BeO: Petitionskomitee gegründet

An der gestrigen Hauptversammlung der Branche Gesundheit und Soziales der Unia Berner Oberland wurde beschlossen, die nationale Kampagne „Gute Pflege und Betreuung brauchen gute Arbeitsbedingungen“ auch in das Oberland zu tragen. Die schweizweite Petition fordert genügend Personal und eine bessere Finanzierung sowie gute Gesamtarbeitsverträge. Dazu wurde ein Petitionskomitee gegründet, welches die Unterschriftensammlung organisiert.

Infos zum Komitee und zum Jahresprogramm folgen in Kürze

Medienmitteilung der Unia Berner Oberland vom 25.2.

 

Die diesjährige Hauptversammlung der Branche Gesundheit und Soziales der Unia Berner Oberland vom 24. Februar stand im Zeichen der nationalen Petition für gute Arbeitsbedingungen in Pflege und Betreuung. Unterschriften werden auch in den Heimen und Institutionen des Berner Oberlandes gesammelt. Dazu haben die anwesenden Gewerkschaftsmitglieder ein Petitionskomitee gegründet. Dieses ist offen für alle, die sich engagieren wollen.

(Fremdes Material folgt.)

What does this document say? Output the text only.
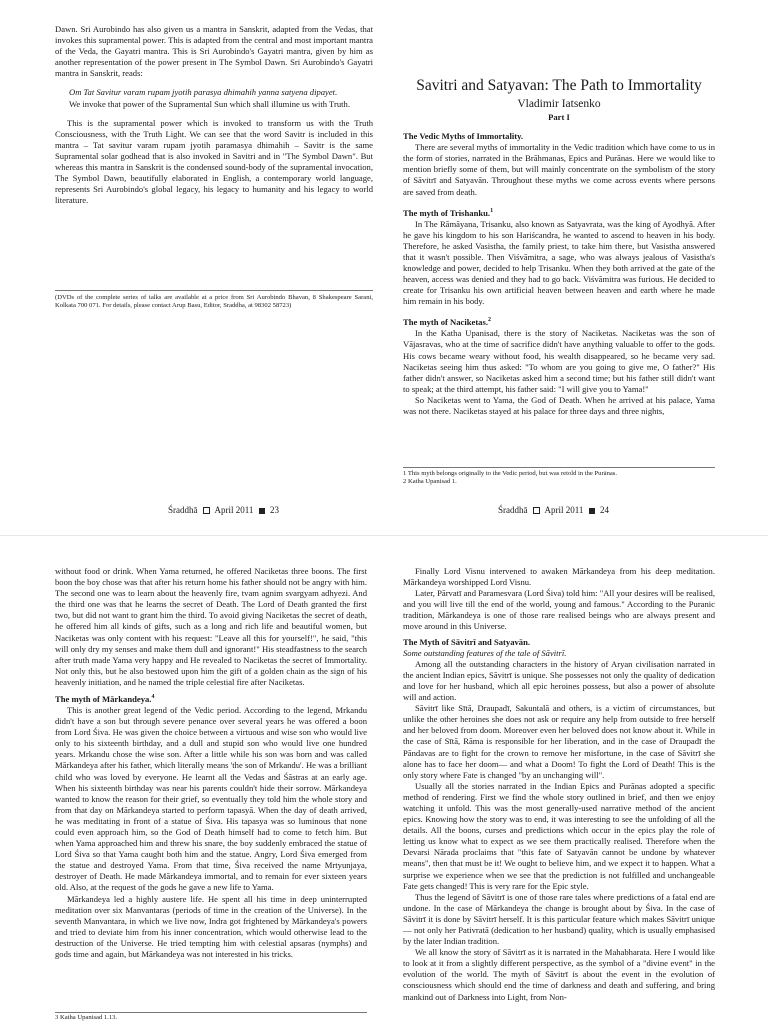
Dawn. Sri Aurobindo has also given us a mantra in Sanskrit, adapted from the Vedas, that invokes this supramental power. This is adapted from the central and most important mantra of the Veda, the Gayatri mantra. This is Sri Aurobindo's Gayatri mantra, given by him as another representation of the power present in The Symbol Dawn. Sri Aurobindo's Gayatri mantra in Sanskrit, reads:

Om Tat Savitur varam rupam jyotih parasya dhimahih yanna satyena dipayet.

We invoke that power of the Supramental Sun which shall illumine us with Truth.

This is the supramental power which is invoked to transform us with the Truth Consciousness, with the Truth Light. We can see that the word Savitr is included in this mantra – Tat savitur varam rupam jyotih paramasya dhimahih – Savitr is the same Supramental solar godhead that is also invoked in Savitri and in "The Symbol Dawn". But whereas this mantra in Sanskrit is the condensed sound-body of the supramental invocation, The Symbol Dawn, beautifully elaborated in English, a contemporary world language, represents Sri Aurobindo's global legacy, his legacy to humanity and his legacy to world literature.

(DVDs of the complete series of talks are available at a price from Sri Aurobindo Bhavan, 8 Shakespeare Sarani, Kolkata 700 071. For details, please contact Arup Basu, Editor, Sraddha, at 98302 58723)
Śraddhā April 2011 23

Savitri and Satyavan: The Path to Immortality

Vladimir Iatsenko

Part I

The Vedic Myths of Immortality.

There are several myths of immortality in the Vedic tradition which have come to us in the form of stories, narrated in the Brāhmanas, Epics and Purānas. Here we would like to mention briefly some of them, but will mainly concentrate on the symbolism of the story of Sāvitrī and Satyavān. Throughout these myths we come across events where persons are saved from death.

The myth of Trishanku.$^1$

In The Rāmāyana, Trisanku, also known as Satyavrata, was the king of Ayodhyā. After he gave his kingdom to his son Hariścandra, he wanted to ascend to heaven in his body. Therefore, he asked Vasistha, the family priest, to take him there, but Vasistha answered that it wasn't possible. Then Viśvāmitra, a sage, who was always jealous of Vasistha's knowledge and power, decided to help Trisanku. When they both arrived at the gate of the heaven, access was denied and they had to go back. Viśvāmitra was furious. He decided to create for Trisanku his own artificial heaven between heaven and earth where he made him remain in his body.

The myth of Naciketas.$^2$

In the Katha Upanisad, there is the story of Naciketas. Naciketas was the son of Vājasravas, who at the time of sacrifice didn't have anything valuable to offer to the gods. His cows became weary without food, his wealth disappeared, so he became very sad. Naciketas seeing him thus asked: "To whom are you going to give me, O father?" His father didn't answer, so Naciketas asked him a second time; but his father still didn't want to speak; at the third attempt, his father said: "I will give you to Yama!"

So Naciketas went to Yama, the God of Death. When he arrived at his palace, Yama was not there. Naciketas stayed at his palace for three days and three nights,

1 This myth belongs originally to the Vedic period, but was retold in the Purānas.
2 Katha Upanisad 1.
Śraddhā April 2011 24

without food or drink. When Yama returned, he offered Naciketas three boons. The first boon the boy chose was that after his return home his father should not be angry with him. The second one was to learn about the heavenly fire, tvam agnim svargyam adhyezi. And the third one was that he learns the secret of Death. The Lord of Death granted the first two, but did not want to grant him the third. To avoid giving Naciketas the secret of death, he offered him all kinds of gifts, such as a long and rich life and beautiful women, but Naciketas was only content with his request: "Leave all this for yourself!", he said, "this will only dry my senses and make them dull and ignorant!" His steadfastness to the search after truth made Yama very happy and He revealed to Naciketas the secret of Immortality. Not only this, but he also bestowed upon him the gift of a golden chain as the sign of his heavenly initiation, and he named the triple celestial fire after Naciketas.

The myth of Mārkandeya.$^4$

This is another great legend of the Vedic period. According to the legend, Mrkandu didn't have a son but through severe penance over several years he was offered a boon from Lord Śiva. He was given the choice between a virtuous and wise son who would live only to his sixteenth birthday, and a dull and stupid son who would live one hundred years. Mrkandu chose the wise son. After a little while his son was born and was called Mārkandeya after his father, which literally means 'the son of Mrkandu'. He was a brilliant child who was loved by everyone. He learnt all the Vedas and Śāstras at an early age. When his sixteenth birthday was near his parents couldn't hide their sorrow. Mārkandeya wanted to know the reason for their grief, so eventually they told him the whole story and from that day on Mārkandeya started to perform tapasyā. When the day of death arrived, he was meditating in front of a statue of Śiva. His tapasya was so luminous that none could even approach him, so the God of Death himself had to come to fetch him. But when Yama approached him and threw his snare, the boy suddenly embraced the statue of Lord Śiva so that Yama caught both him and the statue. Angry, Lord Śiva emerged from the statue and destroyed Yama. From that time, Śiva received the name Mrtyunjaya, destroyer of Death. He made Mārkandeya immortal, and to remain for ever sixteen years old. Also, at the request of the gods he gave a new life to Yama.

Mārkandeya led a highly austere life. He spent all his time in deep uninterrupted meditation over six Manvantaras (periods of time in the creation of the Universe). In the seventh Manvantara, in which we live now, Indra got frightened by Mārkandeya's powers and tried to deviate him from his inner concentration, which would otherwise lead to the destruction of the Universe. He tried tempting him with celestial apsaras (nymphs) and gods time and again, but Mārkandeya was not interested in his tricks.

3 Katha Upanisad 1.13.

Finally Lord Visnu intervened to awaken Mārkandeya from his deep meditation. Mārkandeya worshipped Lord Visnu.

Later, Pārvatī and Paramesvara (Lord Śiva) told him: "All your desires will be realised, and you will live till the end of the world, young and famous." According to the Puranic tradition, Mārkandeya is one of those rare realised beings who are always present and move around in this Universe.

The Myth of Sāvitrī and Satyavān.

Some outstanding features of the tale of Sāvitrī.

Among all the outstanding characters in the history of Aryan civilisation narrated in the ancient Indian epics, Sāvitrī is unique. She possesses not only the quality of dedication and love for her husband, which all epic heroines possess, but also a power of absolute will and action.

Sāvitrī like Sītā, Draupadī, Sakuntalā and others, is a victim of circumstances, but unlike the other heroines she does not ask or require any help from outside to free herself and her beloved from doom. Moreover even her beloved does not know about it. While in the case of Sītā, Rāma is responsible for her liberation, and in the case of Draupadī the Pāndavas are to fight for the crown to remove her misfortune, in the case of Sāvitrī she alone has to face her doom— and what a Doom! To fight the Lord of Death! This is the only story where Fate is changed "by an unchanging will".

Usually all the stories narrated in the Indian Epics and Purānas adopted a specific method of rendering. First we find the whole story outlined in brief, and then we enjoy watching it unfold. This was the most generally-used narrative method of the ancient epics. Knowing how the story was to end, it was interesting to see the unfolding of all the details. All the boons, curses and predictions which occur in the epics play the role of letting us know what to expect as we see them practically realised. Therefore when the Devarsi Nārada proclaims that "this fate of Satyavān cannot be undone by whatever means", then that must be it! We ought to believe him, and we expect it to happen. What a surprise we experience when we see that the prediction is not fulfilled and unchangeable Fate gets changed! This is very rare for the Epic style.

Thus the legend of Sāvitrī is one of those rare tales where predictions of a fatal end are undone. In the case of Mārkandeya the change is brought about by Śiva. In the case of Sāvitrī it is done by Sāvitrī herself. It is this particular feature which makes Sāvitrī unique— not only her Pativratā (dedication to her husband) quality, which is usually emphasised by the later Indian tradition.

We all know the story of Sāvitrī as it is narrated in the Mahabharata. Here I would like to look at it from a slightly different perspective, as the symbol of a "divine event" in the evolution of the world. The myth of Sāvitrī is about the event in the evolution of consciousness which should end the time of darkness and death and suffering, and bring mankind out of Darkness into Light, from Non-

Petition fordert genügend Personal und eine gute Finanzierung

Die Petition fordert von Arbeitgebern und der Politik unter anderem genügend Personal und eine bessere Finanzierung, es braucht faire Löhne und die Vereinbarkeit von Arbeit und Privatleben muss vereinfacht werden. Denn die wachsende Profitorientierung und der Spardruck verunmöglichen zunehmend eine sichere und gute Versorgung und Betreuung der Pflegebedürftigen. Es braucht also zwingend gute Arbeitsbedingungen und gute Gesamtarbeitsverträge. „Gute Pflege ist eine Aufgabe der Öffentlichkeit, die Politik muss die entsprechenden finanziellen Mittel bereitstellen,“ so Michèle Wirth, Pflegehelferin und Aktivistin der Gewerkschaft Unia. Samuel Burri von der Unia Berner Oberland: „Die Arbeitgeber müssen ihre Blockadehaltung aufgeben und die Hand reichen für die Aushandlung guter Gesamtarbeitsverträge. Denn Krankheitsausfälle und Berufsausstiege nehmen laufend zu und sind mit hohen Kosten verbunden. Das Personal in den Pflegeheimen ist am Anschlag.“

Positive Bilanz und spannendes Jahresprogramm

Die Branchengruppe zog eine positive Bilanz des letzten Jahres. Der Pflege- und Betreuungsbereich ist der am schnellsten wachsende Bereich innerhalb der Unia Berner Oberland, aber auch der Unia Schweiz. Mit diversen Aktionen konnte die Bevölkerung im Oberland auf die Anliegen der Angestellten aufmerksam gemacht werden. „Die öffentliche Resonanz ist gross. Die Bevölkerung ist besorgt über die zunehmenden Probleme im Gesundheits- und Sozialbereich,“ sagt Susanna Berger von der Branchengruppe. Auch in diesem Jahr werden die Unia-AktivistInnen ihre Anliegen auf die Strasse tragen, erstmals an der 1. Mai-Feier in Thun. Auch Vorträge, Diskussionsrunden und gesellige Anlässe stehen auf dem Programm.